Under the truce, the regions were to hold Ukraine-run elections in December.
The two pro-Russian separatist leaders declared to have won Sunday's polls are being sworn in.
Western states say the rebel-held elections were illegal but Russia backed them.
UN Secretary General Ban Ki-moon, speaking in Vienna, said Sunday's polls were "unfortunate and counterproductive", and the situation in eastern Ukraine remained a matter of deep concern.
More than 4,000 people have been killed in fighting in eastern Ukraine since April.
Ukraine accuses Russia of arming the rebels and sending Russian regular troops across the border - a claim denied by Moscow.
If Ukraine's security council accepts President Petro Poroshenko's proposal, it may be just a symbolic gesture.
After all, the two breakaway eastern regions already have declared their own "special status" by setting up their own governments and holding elections.
But Mr Poroshenko may go even further.
He is under enormous pressure right now to show that he is not allowing the two statelets to cement their positions, and create a frozen conflict.
Tellingly, in his statement the Ukrainian leader did not say he would scrap the Minsk peace plan altogether, saying instead he would recommend "adjustments" to it.
But the insurgents and their backers in Moscow may say any changes to the agreement that Kiev undertakes are tantamount to revoking it.
Given the heavy artillery and fighters seen streaming into the region recently, the future of the shaky truce seems very much under doubt at the moment.
Addressing the nation on TV late Monday, President Poroshenko said he would hold a meeting of Ukraine's Security and Defence Council on Tuesday to propose abolishing the law granting special self-government to rebel-held areas.
He described the 2 November "pseudo-elections" in Donetsk and Luhansk as a "farce at gunpoint" which would never be recognised as legitimate.

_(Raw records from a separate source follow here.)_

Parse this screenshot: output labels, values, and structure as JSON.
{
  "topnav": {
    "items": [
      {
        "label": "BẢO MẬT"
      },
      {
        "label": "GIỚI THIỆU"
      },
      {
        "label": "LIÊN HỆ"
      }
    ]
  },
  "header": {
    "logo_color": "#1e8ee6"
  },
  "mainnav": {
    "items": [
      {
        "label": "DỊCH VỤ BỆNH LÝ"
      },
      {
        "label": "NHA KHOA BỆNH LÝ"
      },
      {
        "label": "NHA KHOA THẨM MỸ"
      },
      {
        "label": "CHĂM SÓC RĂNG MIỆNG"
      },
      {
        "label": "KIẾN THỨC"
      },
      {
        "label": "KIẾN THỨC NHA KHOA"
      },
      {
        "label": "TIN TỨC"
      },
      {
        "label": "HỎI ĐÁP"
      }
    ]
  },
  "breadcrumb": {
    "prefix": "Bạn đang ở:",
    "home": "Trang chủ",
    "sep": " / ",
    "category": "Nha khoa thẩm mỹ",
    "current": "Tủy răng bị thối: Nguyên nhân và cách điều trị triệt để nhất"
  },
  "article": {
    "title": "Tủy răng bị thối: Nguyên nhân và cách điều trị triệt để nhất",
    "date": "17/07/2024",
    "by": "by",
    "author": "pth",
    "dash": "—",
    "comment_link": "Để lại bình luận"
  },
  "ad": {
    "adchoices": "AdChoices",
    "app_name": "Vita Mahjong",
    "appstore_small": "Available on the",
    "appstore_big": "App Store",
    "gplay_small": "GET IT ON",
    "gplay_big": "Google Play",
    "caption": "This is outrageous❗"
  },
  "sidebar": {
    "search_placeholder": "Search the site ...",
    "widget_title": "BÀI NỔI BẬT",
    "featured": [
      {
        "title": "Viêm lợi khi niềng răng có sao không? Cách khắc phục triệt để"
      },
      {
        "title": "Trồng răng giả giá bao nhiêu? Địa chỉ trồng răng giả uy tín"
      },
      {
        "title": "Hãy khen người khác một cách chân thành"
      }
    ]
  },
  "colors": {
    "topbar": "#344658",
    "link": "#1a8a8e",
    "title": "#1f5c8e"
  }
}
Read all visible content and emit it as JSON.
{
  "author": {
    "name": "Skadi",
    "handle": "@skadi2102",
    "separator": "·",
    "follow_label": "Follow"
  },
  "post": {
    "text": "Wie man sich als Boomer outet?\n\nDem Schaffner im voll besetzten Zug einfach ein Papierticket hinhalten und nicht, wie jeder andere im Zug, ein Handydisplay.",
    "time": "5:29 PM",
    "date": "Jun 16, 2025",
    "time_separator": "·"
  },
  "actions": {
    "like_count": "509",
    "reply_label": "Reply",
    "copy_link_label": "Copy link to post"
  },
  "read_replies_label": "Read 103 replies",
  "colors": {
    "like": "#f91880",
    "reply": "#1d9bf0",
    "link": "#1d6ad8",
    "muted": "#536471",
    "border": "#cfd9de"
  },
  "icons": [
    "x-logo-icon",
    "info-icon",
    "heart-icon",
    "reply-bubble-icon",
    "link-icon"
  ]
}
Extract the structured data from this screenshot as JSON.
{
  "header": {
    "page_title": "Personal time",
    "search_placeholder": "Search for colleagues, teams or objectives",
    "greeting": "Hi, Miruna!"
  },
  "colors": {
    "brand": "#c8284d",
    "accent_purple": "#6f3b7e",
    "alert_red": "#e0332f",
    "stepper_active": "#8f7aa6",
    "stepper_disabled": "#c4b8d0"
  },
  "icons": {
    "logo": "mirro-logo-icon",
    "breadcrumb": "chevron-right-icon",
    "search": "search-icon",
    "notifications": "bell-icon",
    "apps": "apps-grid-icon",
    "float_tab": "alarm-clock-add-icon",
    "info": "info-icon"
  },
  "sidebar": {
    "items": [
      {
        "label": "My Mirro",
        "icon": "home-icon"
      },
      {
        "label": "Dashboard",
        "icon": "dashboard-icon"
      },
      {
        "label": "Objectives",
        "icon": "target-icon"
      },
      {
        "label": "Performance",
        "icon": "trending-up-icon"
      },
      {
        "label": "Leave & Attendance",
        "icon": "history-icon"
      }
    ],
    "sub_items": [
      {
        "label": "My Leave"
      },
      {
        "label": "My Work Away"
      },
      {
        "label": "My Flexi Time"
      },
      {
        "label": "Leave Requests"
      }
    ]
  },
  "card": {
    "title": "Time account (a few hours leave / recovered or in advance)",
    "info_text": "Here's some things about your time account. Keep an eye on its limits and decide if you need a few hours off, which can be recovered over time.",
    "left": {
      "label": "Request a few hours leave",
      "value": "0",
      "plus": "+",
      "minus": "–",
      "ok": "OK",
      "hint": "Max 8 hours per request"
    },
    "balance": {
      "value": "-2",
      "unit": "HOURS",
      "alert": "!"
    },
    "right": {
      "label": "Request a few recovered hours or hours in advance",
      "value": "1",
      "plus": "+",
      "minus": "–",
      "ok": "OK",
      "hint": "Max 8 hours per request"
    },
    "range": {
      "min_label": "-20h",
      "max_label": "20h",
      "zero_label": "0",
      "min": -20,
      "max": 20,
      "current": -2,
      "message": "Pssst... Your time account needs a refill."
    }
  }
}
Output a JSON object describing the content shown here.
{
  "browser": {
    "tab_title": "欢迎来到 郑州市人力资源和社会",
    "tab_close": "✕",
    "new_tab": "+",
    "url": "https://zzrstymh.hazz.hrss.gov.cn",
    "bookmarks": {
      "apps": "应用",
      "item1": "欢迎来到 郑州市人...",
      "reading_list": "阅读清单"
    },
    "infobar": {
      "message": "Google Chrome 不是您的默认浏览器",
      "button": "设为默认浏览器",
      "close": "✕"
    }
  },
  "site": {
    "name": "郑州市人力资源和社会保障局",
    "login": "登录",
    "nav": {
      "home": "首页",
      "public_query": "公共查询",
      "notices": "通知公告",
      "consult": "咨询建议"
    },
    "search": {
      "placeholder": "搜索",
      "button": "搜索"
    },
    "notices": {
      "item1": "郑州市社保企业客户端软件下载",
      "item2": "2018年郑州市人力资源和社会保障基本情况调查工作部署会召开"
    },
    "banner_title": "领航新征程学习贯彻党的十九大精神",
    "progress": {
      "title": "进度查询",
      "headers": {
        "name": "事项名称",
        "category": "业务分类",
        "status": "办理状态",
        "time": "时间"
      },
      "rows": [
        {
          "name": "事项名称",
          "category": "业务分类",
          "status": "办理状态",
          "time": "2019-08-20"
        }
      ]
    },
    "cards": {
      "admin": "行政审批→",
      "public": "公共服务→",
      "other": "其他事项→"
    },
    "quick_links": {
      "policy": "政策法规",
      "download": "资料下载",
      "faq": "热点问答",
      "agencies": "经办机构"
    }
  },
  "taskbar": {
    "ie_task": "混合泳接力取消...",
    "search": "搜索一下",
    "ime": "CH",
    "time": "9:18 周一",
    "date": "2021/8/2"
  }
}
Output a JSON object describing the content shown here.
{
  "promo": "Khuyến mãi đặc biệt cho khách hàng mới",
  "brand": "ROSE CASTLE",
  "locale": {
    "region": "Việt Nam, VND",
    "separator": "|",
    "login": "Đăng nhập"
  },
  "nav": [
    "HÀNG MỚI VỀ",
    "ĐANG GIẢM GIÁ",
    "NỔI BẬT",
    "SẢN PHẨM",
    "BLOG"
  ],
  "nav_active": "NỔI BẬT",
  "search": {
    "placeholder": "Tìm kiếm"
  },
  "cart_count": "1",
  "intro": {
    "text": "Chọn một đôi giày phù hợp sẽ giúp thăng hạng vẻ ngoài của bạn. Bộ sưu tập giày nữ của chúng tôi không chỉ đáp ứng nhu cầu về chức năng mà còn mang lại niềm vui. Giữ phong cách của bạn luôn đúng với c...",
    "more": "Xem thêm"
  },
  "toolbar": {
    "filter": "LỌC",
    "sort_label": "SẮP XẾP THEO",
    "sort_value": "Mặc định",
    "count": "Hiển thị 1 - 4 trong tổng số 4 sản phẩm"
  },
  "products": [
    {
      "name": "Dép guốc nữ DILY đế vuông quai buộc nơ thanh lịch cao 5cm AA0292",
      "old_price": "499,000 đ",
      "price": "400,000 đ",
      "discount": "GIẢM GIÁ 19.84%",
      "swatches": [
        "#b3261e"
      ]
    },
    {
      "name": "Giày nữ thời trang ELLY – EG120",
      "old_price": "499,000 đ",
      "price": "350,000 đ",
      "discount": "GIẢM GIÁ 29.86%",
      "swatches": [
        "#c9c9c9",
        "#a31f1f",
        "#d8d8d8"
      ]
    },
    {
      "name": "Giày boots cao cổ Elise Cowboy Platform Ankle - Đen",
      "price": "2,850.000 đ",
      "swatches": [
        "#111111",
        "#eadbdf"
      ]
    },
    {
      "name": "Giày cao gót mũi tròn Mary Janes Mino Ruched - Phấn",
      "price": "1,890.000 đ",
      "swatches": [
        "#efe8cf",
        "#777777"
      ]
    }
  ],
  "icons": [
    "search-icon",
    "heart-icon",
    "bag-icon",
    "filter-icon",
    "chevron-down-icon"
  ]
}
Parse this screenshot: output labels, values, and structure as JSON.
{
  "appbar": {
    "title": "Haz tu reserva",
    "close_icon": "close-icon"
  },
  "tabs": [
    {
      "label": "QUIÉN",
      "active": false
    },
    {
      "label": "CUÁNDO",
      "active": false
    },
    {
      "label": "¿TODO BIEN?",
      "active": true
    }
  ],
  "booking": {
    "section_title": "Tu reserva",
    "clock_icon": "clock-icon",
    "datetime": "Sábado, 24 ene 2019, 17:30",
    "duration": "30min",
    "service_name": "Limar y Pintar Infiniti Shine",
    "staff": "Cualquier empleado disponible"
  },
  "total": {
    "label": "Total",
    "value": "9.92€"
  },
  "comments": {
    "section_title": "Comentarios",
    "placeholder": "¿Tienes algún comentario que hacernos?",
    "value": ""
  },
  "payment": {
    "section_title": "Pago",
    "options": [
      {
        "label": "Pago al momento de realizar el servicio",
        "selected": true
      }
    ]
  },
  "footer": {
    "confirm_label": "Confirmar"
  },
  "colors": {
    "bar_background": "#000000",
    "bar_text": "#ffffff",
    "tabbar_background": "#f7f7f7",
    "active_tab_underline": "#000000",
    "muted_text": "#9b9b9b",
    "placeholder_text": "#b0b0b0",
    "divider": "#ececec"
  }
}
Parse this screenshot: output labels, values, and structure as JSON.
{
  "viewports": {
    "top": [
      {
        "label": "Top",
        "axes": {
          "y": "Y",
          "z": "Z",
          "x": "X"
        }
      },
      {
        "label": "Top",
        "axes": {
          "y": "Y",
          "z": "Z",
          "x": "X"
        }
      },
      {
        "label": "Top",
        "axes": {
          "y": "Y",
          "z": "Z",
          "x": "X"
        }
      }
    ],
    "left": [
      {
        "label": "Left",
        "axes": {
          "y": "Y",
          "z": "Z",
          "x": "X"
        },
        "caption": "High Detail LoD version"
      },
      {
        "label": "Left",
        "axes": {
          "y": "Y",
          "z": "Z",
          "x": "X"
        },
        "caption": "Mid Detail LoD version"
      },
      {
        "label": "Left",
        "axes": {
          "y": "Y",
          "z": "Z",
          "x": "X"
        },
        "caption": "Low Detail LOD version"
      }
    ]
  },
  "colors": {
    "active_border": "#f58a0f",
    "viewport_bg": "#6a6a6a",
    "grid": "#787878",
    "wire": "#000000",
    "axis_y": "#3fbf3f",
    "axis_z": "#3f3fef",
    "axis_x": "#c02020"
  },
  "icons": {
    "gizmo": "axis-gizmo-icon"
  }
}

Sunday's polls, he said, were "a gross violation" of the Minsk agreement - a roadmap to a peaceful settlement agreed by Ukraine, Russia, the Organization for Security and Co-operation in Europe (OSCE) and also rebel delegations.
"We demonstrated to residents of the Donetsk and Luhansk regions, as well as to the whole world, that we are sincere in our desire for political settlement," he said.
"The militants refused this opportunity."
Ukraine and the West have always insisted the rebel territories must abide by the Minsk deal and hold the local elections under Ukrainian law in December.
The US said it condemned the "illegitimate, so-called 'elections' held on Sunday" and was "concerned by a Russian foreign ministry statement that seeks to legitimise [them]".
EU foreign policy chief Federica Mogherini said the polls were "a new obstacle on the path towards peace", while Germany said Russia's backing of the vote was "incomprehensible".
German Chancellor Angela Merkel's spokesman, Steffen Seibert, warned Russia could face further sanctions as a result of its position.
Russia earlier said it respected "the will of the people of the south-east".
It called for a "sustainable dialogue" between the authorities in Kiev and the rebels.
'Talks with anyone'
Alexander Zakharchenko, the self-declared prime minister of the Donetsk People's Republic before his election on Sunday, was inaugurated as its president at a ceremony in a city theatre on Tuesday.
Speaking to reporters, he said he was ready for peace "talks with anyone including Petro Poroshenko", Interfax news agency reports.
He also laid claim to the entire Donetsk region, parts of which remain under Ukrainian government control, for the DNR.
The incumbent rebel prime minister in the Luhansk People's Republic, Igor Plotnitsky, was also due to be sworn in on Tuesday.
Both the government and rebel sides have repeatedly violated the ceasefire agreed in September.
The separatist insurrection erupted in the east after Russia annexed Ukraine's southern Crimea peninsula, weeks after Ukraine's pro-Russian President, Viktor Yanukovych, was forced out of office by mass protests in Kiev.